What’s the British equivalent of a gilet jaune?
The average annual pay in Somerset is said to be £24,000, which only goes to show how unrepresentative averages can be. The figure is presumably arrived at by adding together everyone’s income and then dividing the total by the number of employees. It means that a small number of highly paid individuals can skew the real picture which is one where to earn £20,000 pa is to be doing well. But, even if it was accepted that the average worker earned £24,000, how would that person afford to buy a house? The average price of a terraced house in the county is £239,980, ten times the average income.
The answer to the inability of ordinary people to afford a house is to increase the supply, to bring down prices, but the local councils have set their faces against doing so. The countryside has become something that must be conserved as it is, developments of affordable houses are considered inappropriate. Reading the verdict of one planning inspector, the discouragement of the use of private cars is one of the specific objects of planning policy.

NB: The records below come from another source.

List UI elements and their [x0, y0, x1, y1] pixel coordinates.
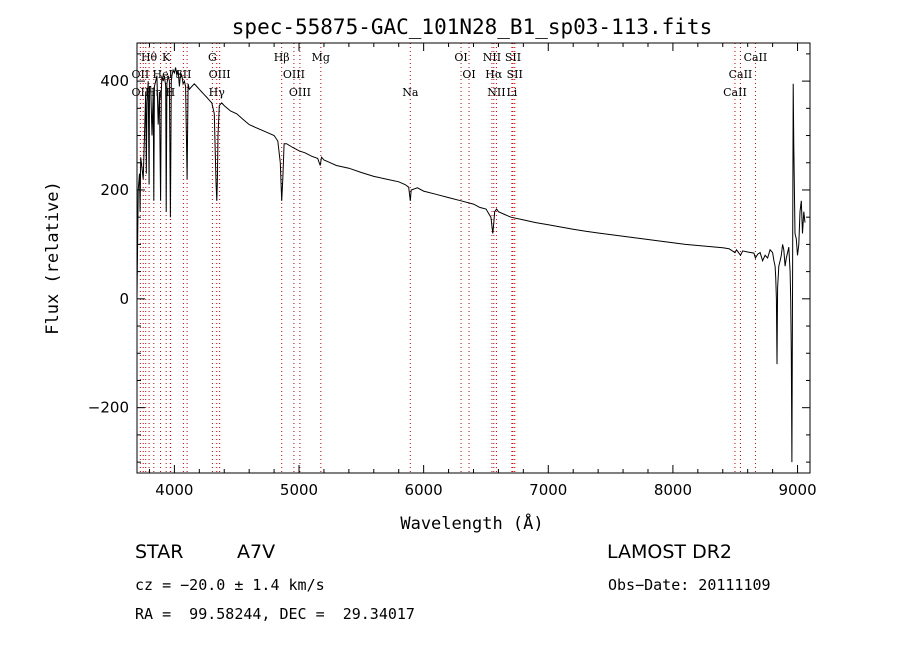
chart-title: spec-55875-GAC_101N28_B1_sp03-113.fits	[232, 15, 712, 39]
line-label: SII	[507, 68, 523, 81]
line-label: OI	[462, 68, 475, 81]
line-label: CaII	[729, 68, 753, 81]
line-label: Hα	[485, 68, 503, 81]
plot-frame	[136, 42, 811, 474]
line-label: NII	[483, 51, 501, 64]
line-label: K	[162, 51, 171, 64]
line-label: OIII	[209, 68, 231, 81]
x-tick-label: 9000	[778, 481, 816, 499]
line-label: OIII	[283, 68, 305, 81]
observation-date: Obs−Date: 20111109	[608, 576, 771, 594]
line-label: H	[166, 86, 176, 99]
y-tick-label: 400	[100, 72, 129, 90]
line-label: OII	[132, 68, 150, 81]
line-label: SII	[175, 68, 191, 81]
x-tick-label: 6000	[405, 481, 443, 499]
line-label: Mg	[312, 51, 330, 64]
y-axis-label: Flux (relative)	[43, 181, 63, 335]
line-label: OII	[132, 86, 150, 99]
y-tick-label: −200	[88, 399, 129, 417]
line-label: Hγ	[209, 86, 226, 99]
x-axis-label: Wavelength (Å)	[400, 512, 543, 534]
line-label: Li	[506, 86, 517, 99]
x-tick-label: 7000	[529, 481, 567, 499]
line-label: Na	[402, 86, 419, 99]
line-label: Hθ	[141, 51, 158, 64]
object-subclass: A7V	[237, 541, 276, 563]
line-label: SII	[505, 51, 521, 64]
y-axis-ticks: −200 0 200 400	[88, 53, 810, 463]
spectrum-line	[136, 67, 806, 463]
line-label: G	[208, 51, 217, 64]
line-label: NII	[487, 86, 505, 99]
line-label: I	[168, 68, 172, 81]
x-axis-ticks: 4000 5000 6000 7000 8000 9000	[148, 43, 817, 499]
line-label: OI	[454, 51, 467, 64]
line-label: He	[153, 68, 169, 81]
object-class: STAR	[135, 541, 184, 563]
redshift-value: cz = −20.0 ± 1.4 km/s	[135, 576, 325, 594]
coordinates: RA = 99.58244, DEC = 29.34017	[135, 605, 415, 623]
y-tick-label: 200	[100, 181, 129, 199]
line-label: Hβ	[274, 51, 290, 64]
survey-name: LAMOST DR2	[607, 541, 732, 563]
spectral-line-markers	[139, 43, 756, 473]
y-tick-label: 0	[119, 290, 129, 308]
line-label: CaII	[744, 51, 768, 64]
x-tick-label: 5000	[280, 481, 318, 499]
x-tick-label: 4000	[155, 481, 193, 499]
x-tick-label: 8000	[654, 481, 692, 499]
line-label: CaII	[723, 86, 747, 99]
line-label: OIII	[289, 86, 311, 99]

Of course, the corollary of such a policy is that the countryside should be conserved for those who can afford the farmhouses and the cottages. Ordinary people are not to be allowed the option of living in the countryside, they are to be kept out by planning and transport policies that militate against people on lower incomes. There is a deliberate attention to restrict the development of rural communities.
In France, it was the policies of President Macron that were perceived to be an attack on rural communities that produced the gilets jaunes. The hike in fuel prices, which was subsequently reversed was obviously going to bear down most heavily upon those who lived in rural areas and who lived on low incomes. Macron’s policies were seen as those of urban middle classes who had little regard for ordinary country people. There is a similar high-hardness displayed by those whose decisions are shaping the life of rural England. Developments of the expensive houses will be allowed, even in the face of local opposition, but a small house for an ordinary person cannot be considered.
Perhaps the French have acted before it is too late, perhaps the more rural nature of their country has meant the gilets jaunes could become the force they have. Perhaps the gentrification of the English countryside has gone beyond the point of no return.